Let’s take a look at our fighting hunger in your community example from before. You can track metrics that capture quantifiable activities, like the number of meals provided at school, how many children are fed, and the number of parents given educational materials.
These tangible, easy-to-count metrics are important, but the ultimate goal is achieving your broader vision, like ending hunger. In this case, a ToC guides how you demonstrate long-term impact. For example, you could track public data on childhood hunger rates over time, focusing on the zip codes where your programs operate. Though it won’t happen overnight, you may eventually see a measurable decrease that correlates with your work in those areas. With data, time, and persistence, you can bridge your short-term outputs to long-term outcomes.

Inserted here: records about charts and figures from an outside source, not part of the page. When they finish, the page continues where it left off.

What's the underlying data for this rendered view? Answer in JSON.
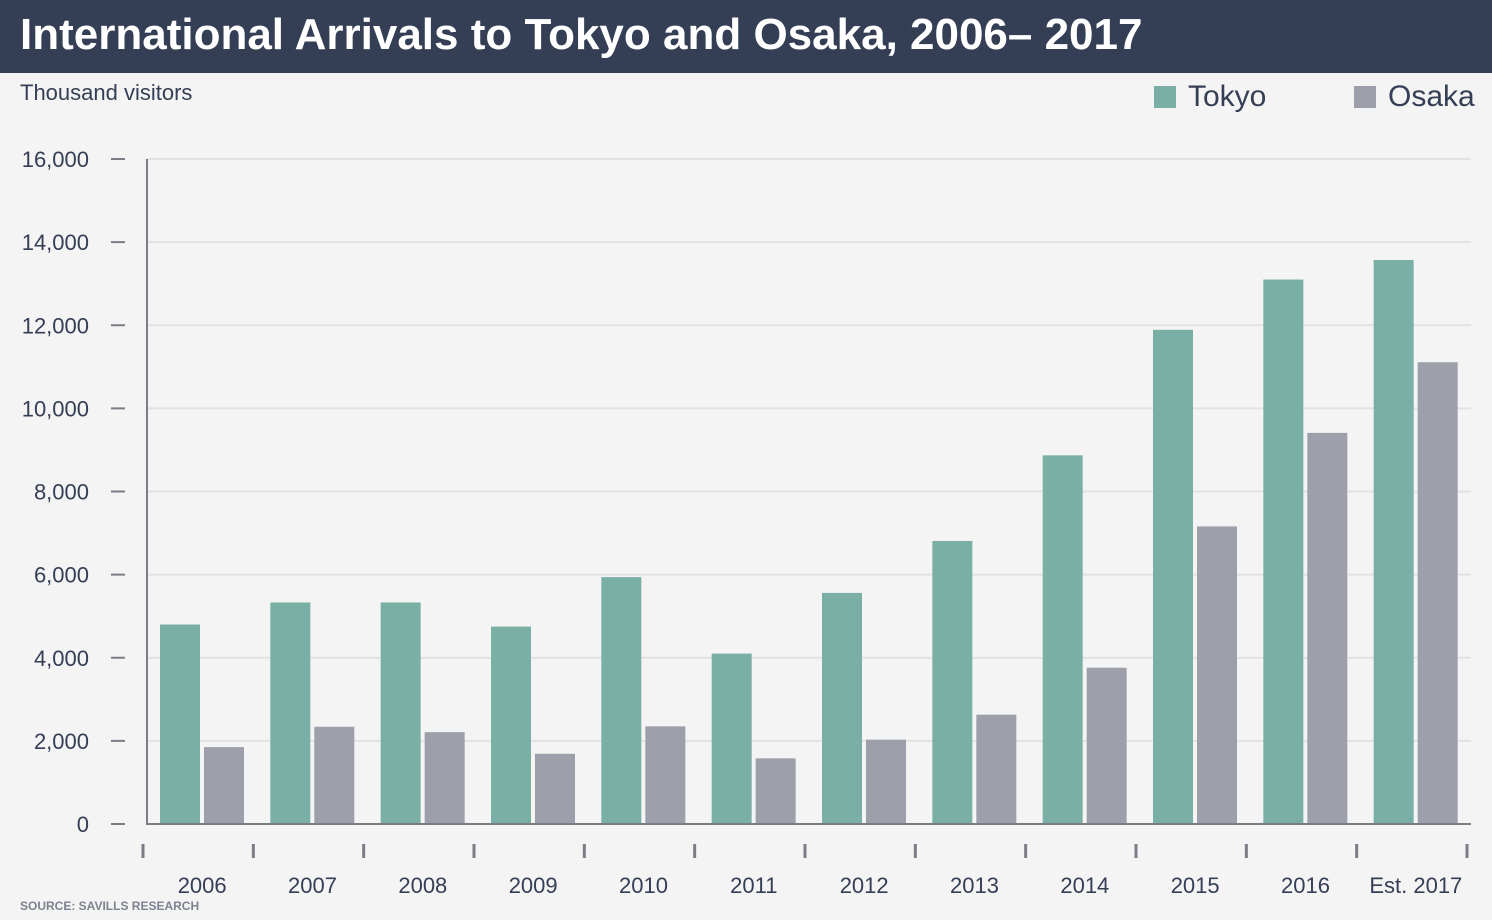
{
  "header": {
    "title": "International Arrivals to Tokyo and Osaka, 2006– 2017"
  },
  "unit_label": "Thousand visitors",
  "source": "SOURCE: SAVILLS RESEARCH",
  "colors": {
    "tokyo": "#7aafa6",
    "osaka": "#9da0ab",
    "header_bg": "#343e54",
    "axis": "#7a7d86",
    "grid": "#e2e2e2"
  },
  "chart_data": {
    "type": "bar",
    "title": "International Arrivals to Tokyo and Osaka, 2006– 2017",
    "ylabel": "Thousand visitors",
    "xlabel": "",
    "ylim": [
      0,
      16000
    ],
    "yticks": [
      0,
      2000,
      4000,
      6000,
      8000,
      10000,
      12000,
      14000,
      16000
    ],
    "ytick_labels": [
      "0",
      "2,000",
      "4,000",
      "6,000",
      "8,000",
      "10,000",
      "12,000",
      "14,000",
      "16,000"
    ],
    "grid": true,
    "legend_position": "top-right",
    "categories": [
      "2006",
      "2007",
      "2008",
      "2009",
      "2010",
      "2011",
      "2012",
      "2013",
      "2014",
      "2015",
      "2016",
      "Est. 2017"
    ],
    "series": [
      {
        "name": "Tokyo",
        "color": "#7aafa6",
        "values": [
          4800,
          5330,
          5330,
          4750,
          5940,
          4100,
          5560,
          6810,
          8870,
          11890,
          13100,
          13570
        ]
      },
      {
        "name": "Osaka",
        "color": "#9da0ab",
        "values": [
          1850,
          2340,
          2210,
          1690,
          2350,
          1580,
          2030,
          2630,
          3760,
          7160,
          9410,
          11110
        ]
      }
    ]
  }
}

Not only does tracking your metrics increase your programs’ effectiveness by focusing your efforts on meaningful tactics, but it also helps strengthen your grant proposals by demonstrating change in action. Ongoing measurement shows your ToC is more than hypothetical; it’s a roadmap for real, measurable impact.
A Theory Of Change Connects You to Specific Types of Revenue or Funders
Just as a ToC can shepherd your proof of impact, it can also guide you to focus your funding strategy to attract donors who are the best fit to support your organization. Not only does this maximize your time in building relationships with the right people, it also helps your organization stand out in an overwhelming wave of grant proposals by being specific about how you plan to achieve your goals.

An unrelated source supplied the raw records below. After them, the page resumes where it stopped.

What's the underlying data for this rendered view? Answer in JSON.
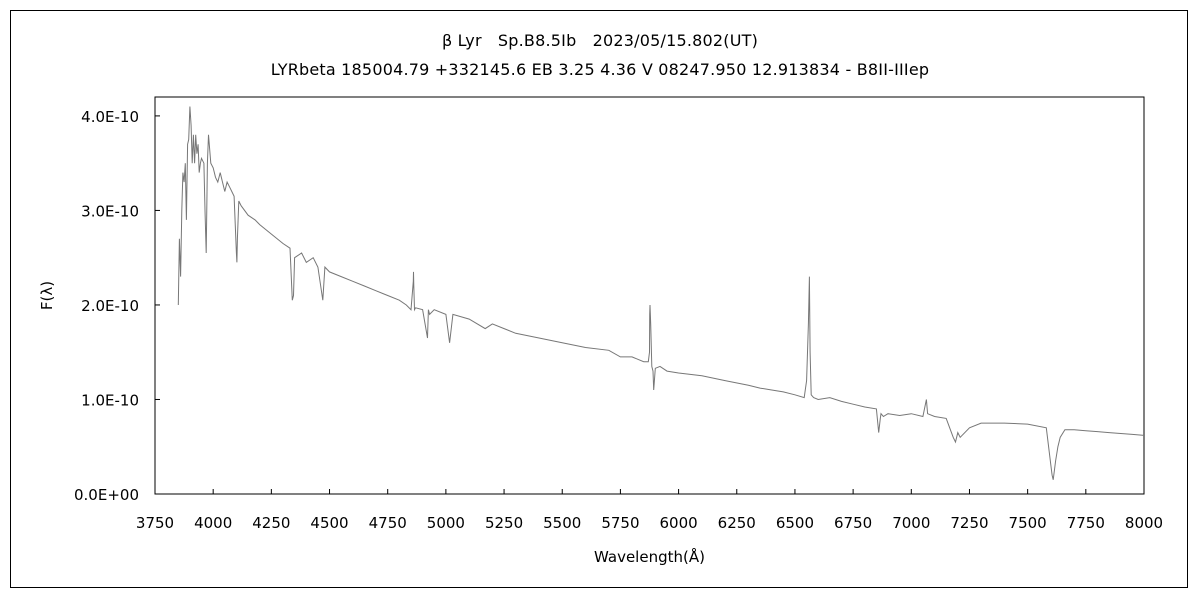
{
  "chart_data": {
    "type": "line",
    "title": "β Lyr　Sp.B8.5Ib　2023/05/15.802(UT)",
    "subtitle": "LYRbeta 185004.79 +332145.6 EB 3.25 4.36 V 08247.950 12.913834 - B8II-IIIep",
    "xlabel": "Wavelength(Å)",
    "ylabel": "F(λ)",
    "xlim": [
      3750,
      8000
    ],
    "ylim": [
      0,
      4.2e-10
    ],
    "grid": false,
    "legend": "none",
    "x_ticks": [
      "3750",
      "4000",
      "4250",
      "4500",
      "4750",
      "5000",
      "5250",
      "5500",
      "5750",
      "6000",
      "6250",
      "6500",
      "6750",
      "7000",
      "7250",
      "7500",
      "7750",
      "8000"
    ],
    "y_ticks": [
      "0.0E+00",
      "1.0E-10",
      "2.0E-10",
      "3.0E-10",
      "4.0E-10"
    ],
    "line_color": "#777777",
    "series": [
      {
        "x": [
          3850,
          3855,
          3860,
          3865,
          3870,
          3875,
          3880,
          3885,
          3890,
          3895,
          3900,
          3905,
          3910,
          3915,
          3920,
          3925,
          3930,
          3935,
          3940,
          3945,
          3950,
          3960,
          3965,
          3970,
          3975,
          3980,
          3990,
          4000,
          4010,
          4020,
          4030,
          4040,
          4050,
          4060,
          4070,
          4080,
          4090,
          4100,
          4102,
          4104,
          4110,
          4120,
          4150,
          4180,
          4200,
          4250,
          4300,
          4330,
          4340,
          4345,
          4350,
          4380,
          4400,
          4430,
          4450,
          4471,
          4480,
          4500,
          4550,
          4600,
          4650,
          4700,
          4750,
          4800,
          4830,
          4850,
          4860,
          4861,
          4862,
          4865,
          4870,
          4900,
          4921,
          4925,
          4930,
          4950,
          5000,
          5016,
          5030,
          5100,
          5169,
          5200,
          5250,
          5300,
          5400,
          5500,
          5600,
          5700,
          5750,
          5800,
          5850,
          5870,
          5875,
          5876,
          5877,
          5880,
          5885,
          5890,
          5893,
          5896,
          5900,
          5920,
          5950,
          6000,
          6100,
          6200,
          6300,
          6350,
          6400,
          6450,
          6500,
          6540,
          6550,
          6558,
          6562,
          6565,
          6570,
          6580,
          6600,
          6650,
          6700,
          6750,
          6800,
          6850,
          6860,
          6867,
          6870,
          6880,
          6900,
          6950,
          7000,
          7050,
          7065,
          7070,
          7100,
          7150,
          7180,
          7190,
          7200,
          7210,
          7250,
          7300,
          7400,
          7500,
          7580,
          7590,
          7600,
          7605,
          7610,
          7620,
          7630,
          7640,
          7660,
          7700,
          7750,
          7800,
          7850,
          7900,
          7950,
          8000
        ],
        "y": [
          2e-10,
          2.7e-10,
          2.3e-10,
          3e-10,
          3.4e-10,
          3.3e-10,
          3.5e-10,
          2.9e-10,
          3.7e-10,
          3.75e-10,
          4.1e-10,
          3.9e-10,
          3.5e-10,
          3.8e-10,
          3.5e-10,
          3.8e-10,
          3.6e-10,
          3.7e-10,
          3.4e-10,
          3.5e-10,
          3.55e-10,
          3.5e-10,
          3e-10,
          2.55e-10,
          3.5e-10,
          3.8e-10,
          3.5e-10,
          3.45e-10,
          3.35e-10,
          3.3e-10,
          3.4e-10,
          3.3e-10,
          3.2e-10,
          3.3e-10,
          3.25e-10,
          3.2e-10,
          3.15e-10,
          2.55e-10,
          2.45e-10,
          2.7e-10,
          3.1e-10,
          3.05e-10,
          2.95e-10,
          2.9e-10,
          2.85e-10,
          2.75e-10,
          2.65e-10,
          2.6e-10,
          2.05e-10,
          2.1e-10,
          2.5e-10,
          2.55e-10,
          2.45e-10,
          2.5e-10,
          2.4e-10,
          2.05e-10,
          2.4e-10,
          2.35e-10,
          2.3e-10,
          2.25e-10,
          2.2e-10,
          2.15e-10,
          2.1e-10,
          2.05e-10,
          2e-10,
          1.95e-10,
          2.25e-10,
          2.35e-10,
          2.2e-10,
          1.95e-10,
          1.97e-10,
          1.95e-10,
          1.65e-10,
          1.95e-10,
          1.9e-10,
          1.95e-10,
          1.9e-10,
          1.6e-10,
          1.9e-10,
          1.85e-10,
          1.75e-10,
          1.8e-10,
          1.75e-10,
          1.7e-10,
          1.65e-10,
          1.6e-10,
          1.55e-10,
          1.52e-10,
          1.45e-10,
          1.45e-10,
          1.4e-10,
          1.4e-10,
          1.5e-10,
          1.9e-10,
          2e-10,
          1.8e-10,
          1.35e-10,
          1.3e-10,
          1.1e-10,
          1.2e-10,
          1.33e-10,
          1.35e-10,
          1.3e-10,
          1.28e-10,
          1.25e-10,
          1.2e-10,
          1.15e-10,
          1.12e-10,
          1.1e-10,
          1.08e-10,
          1.05e-10,
          1.02e-10,
          1.2e-10,
          1.8e-10,
          2.3e-10,
          1.5e-10,
          1.05e-10,
          1.02e-10,
          1e-10,
          1.02e-10,
          9.8e-11,
          9.5e-11,
          9.2e-11,
          9e-11,
          6.5e-11,
          8e-11,
          8.5e-11,
          8.2e-11,
          8.5e-11,
          8.3e-11,
          8.5e-11,
          8.2e-11,
          1e-10,
          8.5e-11,
          8.2e-11,
          8e-11,
          6e-11,
          5.5e-11,
          6.5e-11,
          6e-11,
          7e-11,
          7.5e-11,
          7.5e-11,
          7.4e-11,
          7e-11,
          5e-11,
          3e-11,
          2e-11,
          1.5e-11,
          3.5e-11,
          5e-11,
          6e-11,
          6.8e-11,
          6.8e-11,
          6.7e-11,
          6.6e-11,
          6.5e-11,
          6.4e-11,
          6.3e-11,
          6.2e-11
        ]
      }
    ]
  }
}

Let’s take our earlier example one step further. Say your organization aims to end child hunger in the US. There are many possible approaches to tackling the issue, but your organization focuses on providing food directly through schools. Your ToC states that providing reliable access to food at school decreases child hunger.
Your food-at-school approach would attract funders interested specifically in tackling food insecurity through schools. Now, another organization could have the same mission and vision but use a different ToC, such as operating community food pantries for families. That organization would appeal to an entirely different set of funders more focused on tackling hunger specifically by providing healthy options for entire families through community-driven efforts.
See the difference? There are two ToCs that differentiate each organization. The distinct approaches attract different funders. Yet, it also shows that you fit into the broader ecosystem of nonprofits working on the issue. You’re not competing with anyone — you are filling a critical gap.
Overall, a compelling Theory of Change allows you to stand out while demonstrating how you’re different. It’s a valuable tool for positioning your organization in a crowded space while remaining focused on the end goal.
A Theory of Change Strengthens Your Organization’s Strategic Plan
Typically, strategic planning begins with revisiting the mission. But for an effective strategy, you should focus on the less static Theory of Change instead. In a shifting landscape, your mission and vision endures, while strategies to get from Point M to Point V must adapt.
Therefore, it’s not productive to look back and ask, “What’s our mission?” Instead, it’s much more effective to chart your strategic plan by looking at your Theory of Change and evaluating:
- What about our approach has been successful?
- How can we be more efficient to affect more change?
- Are we making change happen in meaningful ways that are going to move the needle at this moment and with this specific set of circumstances?
Your strategic plan charts the course that aligns fundraising and programs to your North Star. It focuses your staff, your board, and your donors and aligns everyone under one approach. Without that guidance, everything strays off course, misguiding your efforts and providing distraction rather than direction.
Crafting a rock-solid Theory of Change will likely take some time to get right, so be patient. Once you’ve nailed it down, you’ll notice how it brings everything into focus, sparking new ideas and galvanizing your fundraising efforts along the way.